CBJC Nepal Temporary Protected Status Clinic Assists 54 Individuals
by Caitlin Miner-Le Grand June 22, 2018
On Saturday, June 16, City Bar Justice Center’s Immigrant Justice Project organized a pro bono clinic at Paul Weiss to help Nepal Temporary Protected Status (TPS) holders prepare applications to extend their TPS status. CBJC partnered with New York City’s largest Nepali community group, Adhikaar, to provide legal assistance to 54 individuals. Pro bono attorneys from Paul Weiss and Fragomen helped prepare and review applications. The clinic was a great success and built on long-standing ties to Adhikaar and the pro bono community in New York City.
Temporary Protected Status for Nepal was first announced in June 2015, soon after Nepal was struck by a devastating series of earthquakes in April 2015. This humanitarian form of relief allowed Nepali nationals who were already in the U.S. when the program was announced to remain and work in the United States while conditions in their home country are unsafe.
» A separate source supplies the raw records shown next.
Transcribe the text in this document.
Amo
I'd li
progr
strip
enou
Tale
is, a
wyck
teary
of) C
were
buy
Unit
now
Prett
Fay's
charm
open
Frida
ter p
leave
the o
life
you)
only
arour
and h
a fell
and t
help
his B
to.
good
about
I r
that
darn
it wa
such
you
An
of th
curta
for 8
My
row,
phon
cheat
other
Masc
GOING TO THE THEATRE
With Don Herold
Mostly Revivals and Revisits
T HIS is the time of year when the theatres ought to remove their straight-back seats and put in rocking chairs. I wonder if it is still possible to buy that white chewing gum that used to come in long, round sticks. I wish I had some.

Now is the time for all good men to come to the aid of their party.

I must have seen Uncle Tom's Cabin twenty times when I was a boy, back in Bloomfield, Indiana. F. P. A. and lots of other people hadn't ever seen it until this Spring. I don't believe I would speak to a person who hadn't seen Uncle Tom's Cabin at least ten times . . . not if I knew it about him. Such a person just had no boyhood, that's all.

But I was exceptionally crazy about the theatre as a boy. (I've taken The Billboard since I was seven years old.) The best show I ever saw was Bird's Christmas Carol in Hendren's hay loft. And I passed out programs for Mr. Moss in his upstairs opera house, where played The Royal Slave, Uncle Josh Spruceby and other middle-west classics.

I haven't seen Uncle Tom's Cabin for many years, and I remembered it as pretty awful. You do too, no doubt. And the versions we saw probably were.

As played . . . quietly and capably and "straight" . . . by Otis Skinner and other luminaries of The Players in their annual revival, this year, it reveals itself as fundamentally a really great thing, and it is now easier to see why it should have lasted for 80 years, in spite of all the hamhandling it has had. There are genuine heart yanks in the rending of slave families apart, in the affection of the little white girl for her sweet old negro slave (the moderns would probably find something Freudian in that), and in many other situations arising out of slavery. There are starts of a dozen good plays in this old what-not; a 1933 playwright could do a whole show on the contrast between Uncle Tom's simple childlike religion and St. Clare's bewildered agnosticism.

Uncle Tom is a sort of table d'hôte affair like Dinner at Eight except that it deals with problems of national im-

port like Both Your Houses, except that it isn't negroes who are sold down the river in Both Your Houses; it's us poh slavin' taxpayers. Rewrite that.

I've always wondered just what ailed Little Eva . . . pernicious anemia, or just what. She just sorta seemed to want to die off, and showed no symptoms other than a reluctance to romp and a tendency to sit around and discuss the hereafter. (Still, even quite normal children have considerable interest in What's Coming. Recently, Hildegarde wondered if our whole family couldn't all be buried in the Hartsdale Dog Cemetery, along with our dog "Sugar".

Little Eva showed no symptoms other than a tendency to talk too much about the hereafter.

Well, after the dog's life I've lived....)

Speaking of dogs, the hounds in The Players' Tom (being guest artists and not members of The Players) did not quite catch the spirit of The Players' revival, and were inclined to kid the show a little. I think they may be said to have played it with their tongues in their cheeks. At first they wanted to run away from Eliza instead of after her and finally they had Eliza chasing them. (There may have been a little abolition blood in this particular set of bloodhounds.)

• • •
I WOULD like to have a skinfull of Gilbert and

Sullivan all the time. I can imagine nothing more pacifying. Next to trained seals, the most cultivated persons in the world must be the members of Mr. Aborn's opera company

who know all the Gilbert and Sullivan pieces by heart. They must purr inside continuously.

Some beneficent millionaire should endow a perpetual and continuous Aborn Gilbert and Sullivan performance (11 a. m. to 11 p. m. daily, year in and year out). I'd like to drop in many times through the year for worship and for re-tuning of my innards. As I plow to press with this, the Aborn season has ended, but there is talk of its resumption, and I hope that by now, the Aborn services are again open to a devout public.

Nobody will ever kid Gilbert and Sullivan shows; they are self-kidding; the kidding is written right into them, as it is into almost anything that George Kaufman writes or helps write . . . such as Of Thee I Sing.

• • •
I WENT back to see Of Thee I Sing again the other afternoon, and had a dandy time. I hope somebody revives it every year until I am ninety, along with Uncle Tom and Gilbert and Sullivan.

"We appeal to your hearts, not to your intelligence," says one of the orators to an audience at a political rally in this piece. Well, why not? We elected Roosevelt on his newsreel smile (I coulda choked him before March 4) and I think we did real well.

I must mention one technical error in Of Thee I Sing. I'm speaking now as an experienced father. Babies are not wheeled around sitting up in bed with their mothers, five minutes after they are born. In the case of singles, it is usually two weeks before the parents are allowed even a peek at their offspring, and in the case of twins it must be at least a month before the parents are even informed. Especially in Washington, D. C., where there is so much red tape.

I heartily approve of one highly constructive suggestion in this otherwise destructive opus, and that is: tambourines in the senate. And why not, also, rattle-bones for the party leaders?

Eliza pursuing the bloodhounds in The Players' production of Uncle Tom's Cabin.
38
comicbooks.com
The Secretary of Homeland Security Kirstjen Nielsen announced that Nepal TPS would be terminated in April 2018, but delayed the termination for 12 months to allow individuals time to organize their affairs. Nepal TPS will end on June 24, 2019. The re-registration period is currently open and will end in July. Individuals who re-register are eligible to maintain their status and accompanying work authorization through June 24, 2019. Clinics to help screen individuals for other, longer-term immigration relief are currently being planned.
The collaboration with Adhikaar has deep roots. After Nepal TPS was first announced in 2015, CBJC worked with Adhikaar to conduct TPS screenings and application assistance clinics. CBJC ultimately organized four clinics and helped 65 individual apply for TPS. The Justice Center has a long track record in organizing large-scale legal clinics in response to emerging needs and crises, including Special Registration following 9/11, Deferred Action for Childhood Arrivals (DACA), Hurricane Sandy, and Haitian TPS. Previously, the Justice Center mobilized volunteer attorneys following the TPS designation for Liberia, Sierra Leone, and Guinea in the wake of the Ebola outbreak there.